Appreciation Benefits, Including Leverage of Cash Invested
Owning a home is an investment many people can understand better than buying stocks, because they get the tangible daily lifestyle benefit of living in the home. But the financial benefits are also significant, and can be more substantial than stock investing. As a home appreciates, it accrues faster than a stock might because you get the appreciation on the entire home’s value, not just the gain your down payment cash invested.
First, real estate moves in cycles, sometimes up, sometimes down, yet over the years, real estate has consistently appreciated. The Office of Federal Housing Enterprise Oversight tracks the movements of single-family home values across the country. Its House Price Index breaks down the changes by region and metropolitan area. Many people view their home investment as a hedge against inflation.

 Tax Benefits
Homeowners are allowed to deduct mortgage interest and property taxes when they file tax returns each year. This significant savings from tax benefits can often make owning the same as, or cheaper than, renting. If you receive more profit than the allowable exclusion upon sale of your home, that profit will be considered a capital asset as long as you owned your home for more than one year. Capital assets receive preferential tax treatment. This means even if your profit exceeds the exclusion, the taxable portion will be much less than you might imagine.

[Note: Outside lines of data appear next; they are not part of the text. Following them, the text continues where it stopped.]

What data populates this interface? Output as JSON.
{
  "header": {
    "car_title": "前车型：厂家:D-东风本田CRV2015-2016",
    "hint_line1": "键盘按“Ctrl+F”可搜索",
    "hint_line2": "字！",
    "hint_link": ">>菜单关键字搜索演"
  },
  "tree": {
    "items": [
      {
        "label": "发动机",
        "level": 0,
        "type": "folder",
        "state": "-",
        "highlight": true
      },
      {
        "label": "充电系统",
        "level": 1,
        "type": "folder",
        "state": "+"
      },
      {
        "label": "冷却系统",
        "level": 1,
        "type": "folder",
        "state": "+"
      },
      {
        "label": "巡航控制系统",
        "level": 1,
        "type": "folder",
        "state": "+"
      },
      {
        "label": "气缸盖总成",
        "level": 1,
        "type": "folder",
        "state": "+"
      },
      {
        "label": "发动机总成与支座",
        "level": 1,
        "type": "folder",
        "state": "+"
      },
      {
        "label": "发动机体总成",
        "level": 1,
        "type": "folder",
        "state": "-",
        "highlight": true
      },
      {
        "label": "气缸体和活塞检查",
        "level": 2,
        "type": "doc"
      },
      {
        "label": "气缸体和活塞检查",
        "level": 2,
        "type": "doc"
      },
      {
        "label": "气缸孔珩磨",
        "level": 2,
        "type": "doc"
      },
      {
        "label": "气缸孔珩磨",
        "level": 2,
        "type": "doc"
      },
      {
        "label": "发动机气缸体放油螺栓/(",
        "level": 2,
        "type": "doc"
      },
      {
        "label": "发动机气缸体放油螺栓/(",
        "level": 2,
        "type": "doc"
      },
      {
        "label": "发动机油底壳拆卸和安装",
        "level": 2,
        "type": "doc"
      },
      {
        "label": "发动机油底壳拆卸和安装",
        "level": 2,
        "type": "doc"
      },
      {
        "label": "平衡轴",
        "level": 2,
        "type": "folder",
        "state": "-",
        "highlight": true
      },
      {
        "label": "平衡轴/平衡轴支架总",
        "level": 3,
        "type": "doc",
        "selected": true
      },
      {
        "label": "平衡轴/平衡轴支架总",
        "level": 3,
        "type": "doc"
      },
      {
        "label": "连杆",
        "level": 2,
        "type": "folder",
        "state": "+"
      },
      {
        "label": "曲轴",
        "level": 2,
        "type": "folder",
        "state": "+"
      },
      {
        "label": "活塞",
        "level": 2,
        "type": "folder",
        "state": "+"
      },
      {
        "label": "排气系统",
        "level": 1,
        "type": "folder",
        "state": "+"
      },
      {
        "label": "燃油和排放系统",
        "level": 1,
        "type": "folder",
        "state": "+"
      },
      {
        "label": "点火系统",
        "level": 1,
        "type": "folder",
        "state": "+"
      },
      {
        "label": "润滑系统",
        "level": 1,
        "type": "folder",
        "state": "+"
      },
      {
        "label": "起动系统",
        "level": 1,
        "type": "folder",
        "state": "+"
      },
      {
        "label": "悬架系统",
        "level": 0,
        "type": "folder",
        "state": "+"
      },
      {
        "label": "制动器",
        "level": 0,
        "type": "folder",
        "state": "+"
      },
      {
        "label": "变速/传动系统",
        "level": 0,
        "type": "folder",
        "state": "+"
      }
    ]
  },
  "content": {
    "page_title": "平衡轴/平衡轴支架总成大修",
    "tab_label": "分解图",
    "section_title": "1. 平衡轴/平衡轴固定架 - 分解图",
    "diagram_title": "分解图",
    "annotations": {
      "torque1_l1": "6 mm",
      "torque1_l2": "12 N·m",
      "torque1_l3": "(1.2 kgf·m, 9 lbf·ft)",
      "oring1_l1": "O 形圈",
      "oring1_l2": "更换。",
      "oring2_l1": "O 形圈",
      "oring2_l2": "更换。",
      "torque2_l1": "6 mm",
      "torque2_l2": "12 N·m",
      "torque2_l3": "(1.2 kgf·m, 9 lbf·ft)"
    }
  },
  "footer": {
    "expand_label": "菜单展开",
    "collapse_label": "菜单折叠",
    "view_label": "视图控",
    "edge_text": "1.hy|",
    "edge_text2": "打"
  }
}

Mortgage Costs Stay the Same as Rents Rise
If you get a fixed-rate mortgage on a home purchase, your mortgage payment can never change. Unless a renter is in a rent-controlled building or neighborhood, their rent is at risk of rising every year. Since the mortgage payment is the bulk of the owner’s housing payment, this creates a lot of budget stability. As for the other costs, both owners and renters have insurance (though insurance isn’t required for renters like it is for owners), and that fee can change very slightly year over year. And while owners have property taxes that renters don’t, and property taxes can rise as the home appreciates, this fee is tax deductible.
Home ownership is also a superb tax shelter and our tax rates favor homeowners. Sometimes the mortgage interest deduction can overshadow the desire for pride of ownership as well. As long as your mortgage balance is smaller than the price of your home, mortgage interest is fully deductible on your tax return. Interest is the largest component of your mortgage payment.

Forced Savings
When a homeowner is making a mortgage payment, a portion of that payment is paying the loan down each month, giving the owner more equity in their home. Using the example of a $300,000 home purchase with 10 percent down, the average pay-down per month in the first year is $423, and the average in the second year is $438, and the average pay-down per month keeps rising each year. This loan pay-down each month is required as part of the mortgage payment, but it’s the owner being required to invest in their own home, so it’s like forced savings that benefits the owner — whereas the entire portion of a renter’s monthly payment is going to a landlord.

Property Tax Deductions & Capital Gain Exclusion
IRS Publication 530 contains tax information for first-time home buyers. Real estate property taxes paid for a first home and a vacation home are fully deductible for income tax purposes.  As long as you have lived in your home for two of the past five years, you can exclude up to $250,000 for an individual or $500,000 for a married couple of profit from capital gains. You do not have to buy a replacement home or move up. There is no age restriction, and the "over-55" rule does not apply. You can exclude the above thresholds from taxes every 24 months, which means you could sell every two years and pocket your profit—subject to limitation—free from taxation.